How to Protect Your Production Server: A Must-Know Tip

adminUncategorized

safeguarding production server jira

Today I almost FUBAR’ed a customer their production instance because of forgetting one small thing.

I did a data refresh from production to staging, but in my haste forgot to update the database connection string to the staging database.

When I launched the application, it became quickly clear that something was wrong. But luckily not in the production environment, as past me had the foresight that sometimes you just do stupid things.

The staging application started spewing a lot of errors because it could not connect to the database.
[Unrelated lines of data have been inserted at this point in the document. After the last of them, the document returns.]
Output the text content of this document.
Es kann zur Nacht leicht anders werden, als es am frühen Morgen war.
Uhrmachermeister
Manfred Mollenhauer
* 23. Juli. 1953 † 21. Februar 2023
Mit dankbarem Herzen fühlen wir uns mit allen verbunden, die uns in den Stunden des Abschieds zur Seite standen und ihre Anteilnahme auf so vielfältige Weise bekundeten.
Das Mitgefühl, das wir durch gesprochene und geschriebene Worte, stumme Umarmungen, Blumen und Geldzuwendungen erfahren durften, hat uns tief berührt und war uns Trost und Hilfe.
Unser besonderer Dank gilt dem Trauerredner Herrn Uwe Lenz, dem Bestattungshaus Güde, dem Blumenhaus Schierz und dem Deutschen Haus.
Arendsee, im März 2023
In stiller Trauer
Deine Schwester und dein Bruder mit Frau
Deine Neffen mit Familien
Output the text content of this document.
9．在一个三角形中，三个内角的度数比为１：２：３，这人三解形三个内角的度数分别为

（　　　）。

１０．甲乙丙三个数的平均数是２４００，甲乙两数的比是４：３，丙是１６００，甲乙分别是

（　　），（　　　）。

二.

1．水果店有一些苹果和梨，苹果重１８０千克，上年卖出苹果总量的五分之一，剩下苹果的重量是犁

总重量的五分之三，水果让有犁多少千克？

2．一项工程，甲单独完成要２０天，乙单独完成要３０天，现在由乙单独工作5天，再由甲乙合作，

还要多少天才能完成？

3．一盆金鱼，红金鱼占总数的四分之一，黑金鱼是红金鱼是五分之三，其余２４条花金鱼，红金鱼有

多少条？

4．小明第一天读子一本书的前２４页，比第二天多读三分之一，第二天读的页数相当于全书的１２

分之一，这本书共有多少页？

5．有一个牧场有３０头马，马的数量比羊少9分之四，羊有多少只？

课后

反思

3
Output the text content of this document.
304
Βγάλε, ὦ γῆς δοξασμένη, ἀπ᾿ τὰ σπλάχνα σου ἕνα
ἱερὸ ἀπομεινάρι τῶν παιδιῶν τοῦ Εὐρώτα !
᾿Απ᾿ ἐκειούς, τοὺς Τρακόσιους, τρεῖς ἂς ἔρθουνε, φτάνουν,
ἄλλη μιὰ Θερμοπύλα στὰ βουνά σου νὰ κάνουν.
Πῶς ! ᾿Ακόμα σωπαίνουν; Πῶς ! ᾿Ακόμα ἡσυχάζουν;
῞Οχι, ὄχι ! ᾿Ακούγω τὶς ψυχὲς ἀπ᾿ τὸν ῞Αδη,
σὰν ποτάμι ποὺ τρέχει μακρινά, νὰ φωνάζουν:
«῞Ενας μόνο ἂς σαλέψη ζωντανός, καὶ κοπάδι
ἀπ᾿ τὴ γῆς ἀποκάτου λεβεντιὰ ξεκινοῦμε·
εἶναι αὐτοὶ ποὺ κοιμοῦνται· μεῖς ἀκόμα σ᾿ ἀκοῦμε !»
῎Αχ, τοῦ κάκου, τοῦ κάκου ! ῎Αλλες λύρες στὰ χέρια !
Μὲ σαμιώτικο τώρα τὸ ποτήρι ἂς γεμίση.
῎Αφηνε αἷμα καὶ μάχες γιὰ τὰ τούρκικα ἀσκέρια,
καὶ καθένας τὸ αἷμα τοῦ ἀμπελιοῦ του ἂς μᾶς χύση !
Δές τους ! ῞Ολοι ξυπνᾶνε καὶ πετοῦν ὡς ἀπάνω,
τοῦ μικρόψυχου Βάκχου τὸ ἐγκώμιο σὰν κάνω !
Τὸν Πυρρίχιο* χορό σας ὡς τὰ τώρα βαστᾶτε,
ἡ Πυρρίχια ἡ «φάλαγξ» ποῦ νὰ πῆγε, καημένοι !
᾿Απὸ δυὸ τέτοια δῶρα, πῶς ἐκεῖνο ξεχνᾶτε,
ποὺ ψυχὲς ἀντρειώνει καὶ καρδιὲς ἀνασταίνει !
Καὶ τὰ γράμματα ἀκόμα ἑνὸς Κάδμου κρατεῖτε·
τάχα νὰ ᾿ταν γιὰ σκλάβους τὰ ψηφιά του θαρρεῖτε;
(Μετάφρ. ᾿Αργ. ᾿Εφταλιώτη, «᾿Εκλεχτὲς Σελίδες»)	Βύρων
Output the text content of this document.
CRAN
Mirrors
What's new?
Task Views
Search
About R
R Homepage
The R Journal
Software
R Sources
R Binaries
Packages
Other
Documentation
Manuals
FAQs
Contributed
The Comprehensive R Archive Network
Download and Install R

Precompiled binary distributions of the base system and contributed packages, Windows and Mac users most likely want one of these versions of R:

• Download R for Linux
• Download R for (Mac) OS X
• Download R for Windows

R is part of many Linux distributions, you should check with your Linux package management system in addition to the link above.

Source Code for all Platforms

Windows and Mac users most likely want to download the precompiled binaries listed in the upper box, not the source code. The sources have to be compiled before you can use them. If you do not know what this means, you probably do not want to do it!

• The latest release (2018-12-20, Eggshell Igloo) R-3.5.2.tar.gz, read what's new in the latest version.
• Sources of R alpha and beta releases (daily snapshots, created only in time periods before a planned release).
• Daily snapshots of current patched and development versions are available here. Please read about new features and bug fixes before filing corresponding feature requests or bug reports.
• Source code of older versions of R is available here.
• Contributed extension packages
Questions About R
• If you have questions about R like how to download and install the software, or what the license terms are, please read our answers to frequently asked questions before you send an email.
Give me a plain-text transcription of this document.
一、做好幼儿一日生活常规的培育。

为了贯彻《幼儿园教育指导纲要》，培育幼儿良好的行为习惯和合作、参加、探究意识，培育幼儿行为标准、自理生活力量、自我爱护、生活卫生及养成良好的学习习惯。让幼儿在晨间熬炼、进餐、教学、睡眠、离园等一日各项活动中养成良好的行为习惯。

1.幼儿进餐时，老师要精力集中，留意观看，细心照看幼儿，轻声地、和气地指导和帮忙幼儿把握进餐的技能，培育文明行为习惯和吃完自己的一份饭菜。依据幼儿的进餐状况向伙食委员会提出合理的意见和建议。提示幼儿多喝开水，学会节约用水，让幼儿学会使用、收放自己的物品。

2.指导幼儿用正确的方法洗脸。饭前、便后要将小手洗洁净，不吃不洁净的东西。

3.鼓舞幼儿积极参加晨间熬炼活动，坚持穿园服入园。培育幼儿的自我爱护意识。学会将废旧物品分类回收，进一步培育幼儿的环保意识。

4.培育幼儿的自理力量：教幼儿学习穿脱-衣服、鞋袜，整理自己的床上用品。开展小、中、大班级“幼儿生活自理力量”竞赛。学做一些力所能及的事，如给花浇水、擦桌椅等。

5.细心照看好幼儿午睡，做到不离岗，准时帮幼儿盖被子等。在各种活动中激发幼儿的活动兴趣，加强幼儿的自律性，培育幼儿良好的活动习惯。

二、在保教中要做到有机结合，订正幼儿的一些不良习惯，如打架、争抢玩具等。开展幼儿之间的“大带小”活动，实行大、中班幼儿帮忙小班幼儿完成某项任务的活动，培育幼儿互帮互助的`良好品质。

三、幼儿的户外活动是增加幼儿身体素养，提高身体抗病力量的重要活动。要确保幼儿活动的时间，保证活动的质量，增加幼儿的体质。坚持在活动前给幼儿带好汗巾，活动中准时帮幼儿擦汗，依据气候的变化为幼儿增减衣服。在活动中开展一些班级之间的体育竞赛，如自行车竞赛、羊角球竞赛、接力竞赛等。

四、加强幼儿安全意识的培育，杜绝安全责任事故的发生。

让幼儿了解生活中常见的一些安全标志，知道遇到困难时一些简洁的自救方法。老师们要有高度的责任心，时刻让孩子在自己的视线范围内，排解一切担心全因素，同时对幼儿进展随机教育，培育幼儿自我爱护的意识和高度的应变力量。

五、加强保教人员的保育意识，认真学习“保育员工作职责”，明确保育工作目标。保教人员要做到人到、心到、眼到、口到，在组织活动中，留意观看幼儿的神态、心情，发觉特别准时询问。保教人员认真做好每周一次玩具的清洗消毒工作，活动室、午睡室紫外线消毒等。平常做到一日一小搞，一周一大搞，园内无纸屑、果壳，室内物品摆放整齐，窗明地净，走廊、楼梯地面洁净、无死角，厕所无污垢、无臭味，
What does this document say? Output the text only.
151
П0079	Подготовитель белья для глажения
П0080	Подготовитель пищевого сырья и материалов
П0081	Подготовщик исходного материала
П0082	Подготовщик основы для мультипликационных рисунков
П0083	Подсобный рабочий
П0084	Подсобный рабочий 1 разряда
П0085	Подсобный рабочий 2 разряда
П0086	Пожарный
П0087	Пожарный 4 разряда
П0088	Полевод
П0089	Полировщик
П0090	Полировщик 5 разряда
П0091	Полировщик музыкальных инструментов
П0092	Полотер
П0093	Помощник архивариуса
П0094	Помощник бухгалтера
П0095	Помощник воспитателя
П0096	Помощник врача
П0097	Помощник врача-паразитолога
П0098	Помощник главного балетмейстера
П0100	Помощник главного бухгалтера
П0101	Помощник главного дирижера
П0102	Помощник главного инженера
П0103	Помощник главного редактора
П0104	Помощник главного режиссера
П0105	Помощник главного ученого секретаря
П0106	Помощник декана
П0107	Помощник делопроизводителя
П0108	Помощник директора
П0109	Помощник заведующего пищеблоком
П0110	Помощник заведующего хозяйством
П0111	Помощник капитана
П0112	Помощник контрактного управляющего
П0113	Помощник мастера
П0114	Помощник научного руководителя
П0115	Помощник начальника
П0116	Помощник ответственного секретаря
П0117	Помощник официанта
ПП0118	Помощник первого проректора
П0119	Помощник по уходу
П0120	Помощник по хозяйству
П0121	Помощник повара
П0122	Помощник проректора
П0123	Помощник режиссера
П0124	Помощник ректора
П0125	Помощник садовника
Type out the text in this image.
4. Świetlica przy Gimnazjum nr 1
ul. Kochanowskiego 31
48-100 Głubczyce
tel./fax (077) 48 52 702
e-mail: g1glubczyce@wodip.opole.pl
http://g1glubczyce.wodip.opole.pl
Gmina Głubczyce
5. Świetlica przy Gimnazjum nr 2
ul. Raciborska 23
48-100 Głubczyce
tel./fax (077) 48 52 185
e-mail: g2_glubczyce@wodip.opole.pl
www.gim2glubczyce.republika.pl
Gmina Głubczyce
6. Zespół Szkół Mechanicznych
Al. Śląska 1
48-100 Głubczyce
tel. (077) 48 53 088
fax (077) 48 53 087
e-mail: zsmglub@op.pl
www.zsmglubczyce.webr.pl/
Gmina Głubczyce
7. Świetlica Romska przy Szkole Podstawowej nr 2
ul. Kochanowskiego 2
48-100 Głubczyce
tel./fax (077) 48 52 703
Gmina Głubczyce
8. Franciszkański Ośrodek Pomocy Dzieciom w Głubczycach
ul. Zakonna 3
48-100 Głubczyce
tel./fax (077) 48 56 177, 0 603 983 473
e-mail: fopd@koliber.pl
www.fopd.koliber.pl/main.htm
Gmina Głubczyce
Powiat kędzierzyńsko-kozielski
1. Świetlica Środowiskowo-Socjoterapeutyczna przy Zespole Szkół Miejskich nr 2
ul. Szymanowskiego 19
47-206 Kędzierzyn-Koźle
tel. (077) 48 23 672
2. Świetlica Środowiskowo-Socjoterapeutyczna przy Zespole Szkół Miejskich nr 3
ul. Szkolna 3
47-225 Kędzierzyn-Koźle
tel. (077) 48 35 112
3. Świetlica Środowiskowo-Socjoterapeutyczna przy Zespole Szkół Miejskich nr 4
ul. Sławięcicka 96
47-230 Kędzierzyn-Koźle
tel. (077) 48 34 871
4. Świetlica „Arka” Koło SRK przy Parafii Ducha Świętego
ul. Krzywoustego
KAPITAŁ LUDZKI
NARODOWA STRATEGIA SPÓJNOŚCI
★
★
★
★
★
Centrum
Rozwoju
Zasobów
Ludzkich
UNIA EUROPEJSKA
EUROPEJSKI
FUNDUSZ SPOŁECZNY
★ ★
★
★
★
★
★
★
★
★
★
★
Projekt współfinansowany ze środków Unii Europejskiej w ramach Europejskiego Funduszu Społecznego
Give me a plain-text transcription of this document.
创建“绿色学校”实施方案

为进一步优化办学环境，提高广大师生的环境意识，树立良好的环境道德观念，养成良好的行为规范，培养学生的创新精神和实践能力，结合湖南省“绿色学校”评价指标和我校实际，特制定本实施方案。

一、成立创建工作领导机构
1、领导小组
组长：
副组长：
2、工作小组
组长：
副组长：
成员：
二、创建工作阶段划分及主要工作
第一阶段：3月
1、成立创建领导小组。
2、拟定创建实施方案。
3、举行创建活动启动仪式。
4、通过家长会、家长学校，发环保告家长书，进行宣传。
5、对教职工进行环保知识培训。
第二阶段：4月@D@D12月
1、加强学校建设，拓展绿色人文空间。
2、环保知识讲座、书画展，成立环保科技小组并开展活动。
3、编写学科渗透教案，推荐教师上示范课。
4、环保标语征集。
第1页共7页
I try to make it a habit to invalidate production hostnames in the hosts’ file on staging machines like so:

#
# There is absolutely no reason to be able to reach these hosts from staging
# If you need to copy files, do it from production to staging, not the other way around
# This should be an unresolvable address (which localhost isn't!) for the application
# links update to work.
#
192.168.7.8 jira.customer.com productiondb.customer.com

The comment says it all, really, you redirect the hostname to an IP that doesn’t exist.

Even if that protection had not been in place or invalidated because somebody didn’t update the hosts’ file when a hostname changed, I would have had a second layer of protection in place: the user that the application uses to connect to the MySQL database is only allowed to connect from the production machine (do not use % as the allowed hostname!).

And even if somebody had messed with the allowed hostname, there is a third layer in place: the user that is connecting has different passwords on the staging and production database.